After conducting a whip count last week, Budget Chairwoman Black stated the House budget resolution won’t get a vote on the floor this week. With the House on recess next week, September 25 is the earliest the blueprint could be considered.
Some Republicans have withheld support for a budget resolution until they learn more details on tax-overhaul legislation, which Republicans hope to pass through budget reconciliation, requiring only a majority in the Senate.
It is estimated last week that “at least 50” members are asking for more details on tax overhaul before they say they’ll support the budget resolution. Sen. Bob Corker (R-Tenn.) said last week there is a push for the Senate Budget Committee to mark up a budget resolution by September 30.
Lawmakers are staking out positions on whether to raise the Budget Control Act’s (BCA) caps on federal discretionary spending as this week they debate greatly increasing funds for national security programs.
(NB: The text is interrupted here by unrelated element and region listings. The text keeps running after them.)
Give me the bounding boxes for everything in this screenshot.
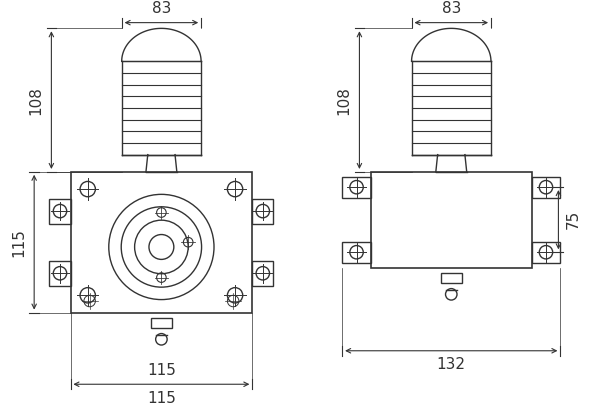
Bar [252,199,273,224]
Bar [342,242,371,263]
Text: 108: 108 [337,86,352,115]
Bar [342,177,371,198]
Bar [252,261,273,286]
Bar [49,261,71,286]
Bar [151,318,172,328]
Text: 115: 115 [147,391,176,406]
Text: 115: 115 [11,228,27,257]
Text: 83: 83 [441,1,461,16]
Text: 132: 132 [437,357,466,373]
Bar [441,273,462,283]
Text: 115: 115 [147,363,176,377]
Bar [531,242,560,263]
Text: 83: 83 [152,1,171,16]
Text: 108: 108 [29,86,43,115]
Text: 75: 75 [566,210,581,229]
Bar [49,199,71,224]
Bar [71,172,252,313]
Bar [531,177,560,198]
Bar [371,172,531,268]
The $700 billion National Defense Authorization Act, calling for large increases for the Pentagon, would require lifting the BCA’s cap for defense programs in FY 18, and members of both parties said they support increased military spending.
However, Democrats said they also plan to press during debate on the bill for an increase in the act’s nondefense cap to keep “parity” and provide more money for domestic programs. The Senate began debating the bill yesterday.
Democrats want the BCA cap for defense increased because current funding is inadequate to address rising international tensions, Senate Minority Whip Dick Durbin has said. But he also said the amendment Democrats are preparing to offer to similarly increase domestic spending probably won’t get Republican support. As a result, he said a resolution on funding for both sides of the budget still could be far off.
“I expect that amendment to be offered and have the same result as it’s had so far,” Durbin said, referring to similar proposals that were rejected in committee.
Lawmakers last week bought themselves more time to negotiate a new bipartisan budget deal when they passed a new continuing resolution covering government funding into early December.
There has been little effort to start talks aimed at providing relief from the BCA caps since Senate Majority Leader Mitch McConnell said last summer they would be needed to get better numbers for appropriators to use in writing the 2018 bills, Durbin and other lawmakers said.
Congress’s action to simply extend current government funding and the federal debt limit until December 8 reflected the reality that McConnell and House Speaker Paul Ryan can’t pass major spending plans without Democratic input and support, Durbin said.
Durbin added that President Donald Trump essentially saw this when he sided with Democrats’ bid for a short-term CR and rejected Republican leaders’ efforts to extend the debt limit.
The NDAA greatly exceeds the BCA caps but still can advance as it is an authorization measure and doesn’t appropriate federal money. In contrast, the four-bill “minibus” (H.R. 3219) including the defense appropriations bill that was passed by the House and recently sent to the Senate would face an immediate budget challenge as it appropriates funds at levels not allowed by the act. The latter provides $658.1 billion for defense programs – $584.2 billion in monies under the cap and $73.9 billion in Overseas Contingency Operations (OCO) monies.
Durbin joined Senate Appropriations ranking member Patrick Leahy this summer in backing an amendment in committee to increase the defense and non-defense spending caps by $54 billion. The amendment was offered when the committee considered the allocations of funds for the 12 annual bills. However, that amendment fell on a party-line vote. Durbin suggested it is likely to fail if offered on the floor.